Starting in 1901 Roraback represented the New York, New Haven and Hartford Railroad and was successful in protecting its interests. By 1905 Roraback had taken over and consolidated several small power companies serving Canaan and nearby areas into the Berkshire Power Company with himself as president. He obtained in 1905 a charter for the Rocky River Power Company to develop hydro power on the Housatonic River, rights which finally led to the organization of the Connecticut Light and Power Company in 1917 (with Roraback as president) and the construction of Candlewood Lake to store water and produce hydroelectric power in 1926–8. Roraback also served as president of a number of related power and utility concerns, and as a director of many Connecticut businesses.

Around 1910 Roraback organized the New England Lime Company, a combination of a number of area lime kilns.

==Family and death==
Roraback married Mary L. Parsons on April 29, 1896. The couple had twins in 1899, but one child died an infant; his son Lewis survived and on his death in the early 1980s donated 1,976 acres of land in Harwinton to the state of Connecticut, now the Roraback Wildlife Management Area.

Roraback also had an illegitimate son, John Anthony Craig, by his long-time personal assistant Mary Collins.
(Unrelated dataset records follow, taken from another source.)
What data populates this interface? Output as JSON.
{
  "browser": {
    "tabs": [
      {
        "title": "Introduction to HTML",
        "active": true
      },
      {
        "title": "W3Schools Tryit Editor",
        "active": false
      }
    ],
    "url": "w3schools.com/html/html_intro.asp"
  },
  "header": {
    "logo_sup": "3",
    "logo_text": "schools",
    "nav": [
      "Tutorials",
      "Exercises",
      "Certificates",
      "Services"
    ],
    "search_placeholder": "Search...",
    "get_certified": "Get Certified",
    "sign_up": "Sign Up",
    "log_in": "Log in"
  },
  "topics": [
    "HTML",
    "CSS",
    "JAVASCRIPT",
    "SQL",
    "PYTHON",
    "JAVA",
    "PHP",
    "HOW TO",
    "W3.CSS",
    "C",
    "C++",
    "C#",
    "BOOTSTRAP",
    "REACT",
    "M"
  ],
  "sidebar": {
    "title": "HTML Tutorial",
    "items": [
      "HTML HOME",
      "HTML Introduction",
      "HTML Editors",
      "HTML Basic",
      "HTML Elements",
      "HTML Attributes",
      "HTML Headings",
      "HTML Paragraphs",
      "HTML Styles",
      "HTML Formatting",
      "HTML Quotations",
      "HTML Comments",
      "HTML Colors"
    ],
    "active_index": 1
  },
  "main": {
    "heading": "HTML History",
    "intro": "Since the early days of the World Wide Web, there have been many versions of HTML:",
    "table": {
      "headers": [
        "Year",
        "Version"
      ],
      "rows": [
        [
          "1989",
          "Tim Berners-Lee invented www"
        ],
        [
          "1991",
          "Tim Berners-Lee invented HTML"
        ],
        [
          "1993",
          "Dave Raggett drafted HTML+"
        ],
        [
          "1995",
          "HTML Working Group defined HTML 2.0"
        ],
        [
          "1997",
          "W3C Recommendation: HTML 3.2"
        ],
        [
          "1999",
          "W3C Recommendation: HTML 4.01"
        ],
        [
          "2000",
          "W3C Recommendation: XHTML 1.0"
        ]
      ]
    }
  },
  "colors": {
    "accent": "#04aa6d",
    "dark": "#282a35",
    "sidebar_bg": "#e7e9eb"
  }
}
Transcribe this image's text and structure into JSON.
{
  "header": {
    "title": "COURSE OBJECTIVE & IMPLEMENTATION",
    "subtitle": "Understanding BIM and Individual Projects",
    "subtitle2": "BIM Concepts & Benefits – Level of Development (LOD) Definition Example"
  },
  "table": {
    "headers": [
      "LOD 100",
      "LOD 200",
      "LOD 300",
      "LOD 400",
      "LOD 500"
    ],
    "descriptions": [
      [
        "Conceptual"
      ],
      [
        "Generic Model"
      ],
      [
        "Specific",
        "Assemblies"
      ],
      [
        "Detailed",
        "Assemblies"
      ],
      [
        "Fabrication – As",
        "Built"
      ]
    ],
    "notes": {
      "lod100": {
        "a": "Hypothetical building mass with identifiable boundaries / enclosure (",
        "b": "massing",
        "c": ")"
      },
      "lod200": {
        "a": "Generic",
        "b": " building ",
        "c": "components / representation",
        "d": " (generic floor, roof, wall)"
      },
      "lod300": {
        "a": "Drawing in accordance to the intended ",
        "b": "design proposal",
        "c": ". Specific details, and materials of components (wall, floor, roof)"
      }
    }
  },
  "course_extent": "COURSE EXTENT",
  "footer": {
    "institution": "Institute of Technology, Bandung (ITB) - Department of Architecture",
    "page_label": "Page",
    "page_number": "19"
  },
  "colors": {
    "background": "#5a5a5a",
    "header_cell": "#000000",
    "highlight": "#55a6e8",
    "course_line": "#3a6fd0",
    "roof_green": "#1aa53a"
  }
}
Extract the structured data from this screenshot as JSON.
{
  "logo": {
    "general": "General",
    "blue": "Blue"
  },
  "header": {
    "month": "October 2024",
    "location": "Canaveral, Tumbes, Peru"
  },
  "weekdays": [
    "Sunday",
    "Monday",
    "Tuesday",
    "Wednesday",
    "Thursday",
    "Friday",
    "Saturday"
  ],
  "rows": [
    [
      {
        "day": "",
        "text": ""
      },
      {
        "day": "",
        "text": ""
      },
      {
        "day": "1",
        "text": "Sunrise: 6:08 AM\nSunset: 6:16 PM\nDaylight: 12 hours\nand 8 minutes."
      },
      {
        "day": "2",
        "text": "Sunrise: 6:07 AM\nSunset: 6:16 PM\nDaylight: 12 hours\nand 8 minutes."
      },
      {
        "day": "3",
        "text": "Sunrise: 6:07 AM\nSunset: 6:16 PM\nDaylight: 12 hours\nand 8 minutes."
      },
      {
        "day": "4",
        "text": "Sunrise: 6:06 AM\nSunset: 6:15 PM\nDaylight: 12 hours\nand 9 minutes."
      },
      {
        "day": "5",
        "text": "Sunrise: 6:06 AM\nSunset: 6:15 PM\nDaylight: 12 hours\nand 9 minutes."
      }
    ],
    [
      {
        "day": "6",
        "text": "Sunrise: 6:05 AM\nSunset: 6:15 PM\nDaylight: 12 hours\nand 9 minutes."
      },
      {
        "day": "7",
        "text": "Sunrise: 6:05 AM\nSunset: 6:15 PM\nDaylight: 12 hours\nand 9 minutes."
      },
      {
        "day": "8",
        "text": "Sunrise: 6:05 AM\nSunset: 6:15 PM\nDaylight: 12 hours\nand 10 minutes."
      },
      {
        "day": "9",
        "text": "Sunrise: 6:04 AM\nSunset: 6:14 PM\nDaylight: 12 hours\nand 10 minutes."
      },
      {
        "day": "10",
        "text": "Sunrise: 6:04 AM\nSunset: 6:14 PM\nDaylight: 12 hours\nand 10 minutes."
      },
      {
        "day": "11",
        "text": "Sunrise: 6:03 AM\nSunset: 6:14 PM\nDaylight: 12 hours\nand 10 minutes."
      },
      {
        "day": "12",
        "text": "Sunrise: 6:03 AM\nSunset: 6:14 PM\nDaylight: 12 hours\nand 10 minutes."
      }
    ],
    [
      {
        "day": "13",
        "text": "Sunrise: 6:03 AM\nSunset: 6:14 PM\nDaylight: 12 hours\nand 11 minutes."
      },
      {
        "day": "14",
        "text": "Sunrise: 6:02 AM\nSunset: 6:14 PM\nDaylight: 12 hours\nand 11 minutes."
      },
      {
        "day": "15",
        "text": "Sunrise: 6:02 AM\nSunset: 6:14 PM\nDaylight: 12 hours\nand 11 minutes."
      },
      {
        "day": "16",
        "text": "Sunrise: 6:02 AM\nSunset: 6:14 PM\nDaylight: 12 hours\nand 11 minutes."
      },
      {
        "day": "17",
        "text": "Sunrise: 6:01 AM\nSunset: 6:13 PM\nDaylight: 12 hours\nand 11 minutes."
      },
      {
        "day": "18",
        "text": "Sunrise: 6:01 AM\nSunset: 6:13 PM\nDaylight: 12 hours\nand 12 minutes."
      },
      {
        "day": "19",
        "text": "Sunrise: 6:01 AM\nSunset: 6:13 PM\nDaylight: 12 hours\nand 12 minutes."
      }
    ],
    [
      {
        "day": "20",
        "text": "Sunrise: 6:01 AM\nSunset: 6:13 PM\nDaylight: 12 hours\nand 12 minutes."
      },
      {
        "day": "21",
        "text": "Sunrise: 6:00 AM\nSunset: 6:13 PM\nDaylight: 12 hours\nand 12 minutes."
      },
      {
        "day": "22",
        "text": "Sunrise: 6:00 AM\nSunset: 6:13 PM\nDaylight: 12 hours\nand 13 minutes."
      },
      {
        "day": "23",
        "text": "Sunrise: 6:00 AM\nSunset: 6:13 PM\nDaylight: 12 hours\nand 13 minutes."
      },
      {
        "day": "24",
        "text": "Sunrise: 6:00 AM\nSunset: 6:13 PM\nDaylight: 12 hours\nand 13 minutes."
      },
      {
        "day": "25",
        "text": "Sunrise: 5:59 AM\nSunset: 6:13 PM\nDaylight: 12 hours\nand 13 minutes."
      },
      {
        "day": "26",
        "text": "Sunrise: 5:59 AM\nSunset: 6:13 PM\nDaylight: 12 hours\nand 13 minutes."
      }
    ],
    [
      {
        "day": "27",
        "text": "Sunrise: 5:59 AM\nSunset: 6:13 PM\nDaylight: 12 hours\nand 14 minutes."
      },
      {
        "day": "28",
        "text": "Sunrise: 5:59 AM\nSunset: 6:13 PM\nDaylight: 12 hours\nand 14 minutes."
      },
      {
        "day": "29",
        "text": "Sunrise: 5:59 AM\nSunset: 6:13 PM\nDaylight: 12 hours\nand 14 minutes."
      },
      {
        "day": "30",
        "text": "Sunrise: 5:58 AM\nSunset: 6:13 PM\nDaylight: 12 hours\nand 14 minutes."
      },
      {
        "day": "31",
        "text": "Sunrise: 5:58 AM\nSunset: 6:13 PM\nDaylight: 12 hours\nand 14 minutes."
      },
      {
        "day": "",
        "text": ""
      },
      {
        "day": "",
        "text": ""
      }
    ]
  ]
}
The Depression caused the Republicans to lose power in Connecticut, and Roraback's control of the party came under increased scrutiny and criticism. A throat infection in 1936 left Roraback in poor health, and he committed suicide on May 19, 1937, shooting himself in the head after a morning hunt with his son. His obituary in Time magazine said,

What Ohio's Marcus Alonzo ("Mark") Hanna did with the Republican Party nationally during the single Presidential generation of William McKinley, whipping Big Business to the Party treasury with fear of Bryan's silver money, cajoling it with protective tariffs and other favors, Boss Roraback did with controlled budgets, legislation favorable to industry, in Connecticut during eight gubernatorial terms.

But public resentment against his dominance never rose very high because, though a monopolist, he was honest and not rapacious. His Yankee instinct was for payasyougo government and that is the kind New Englanders like.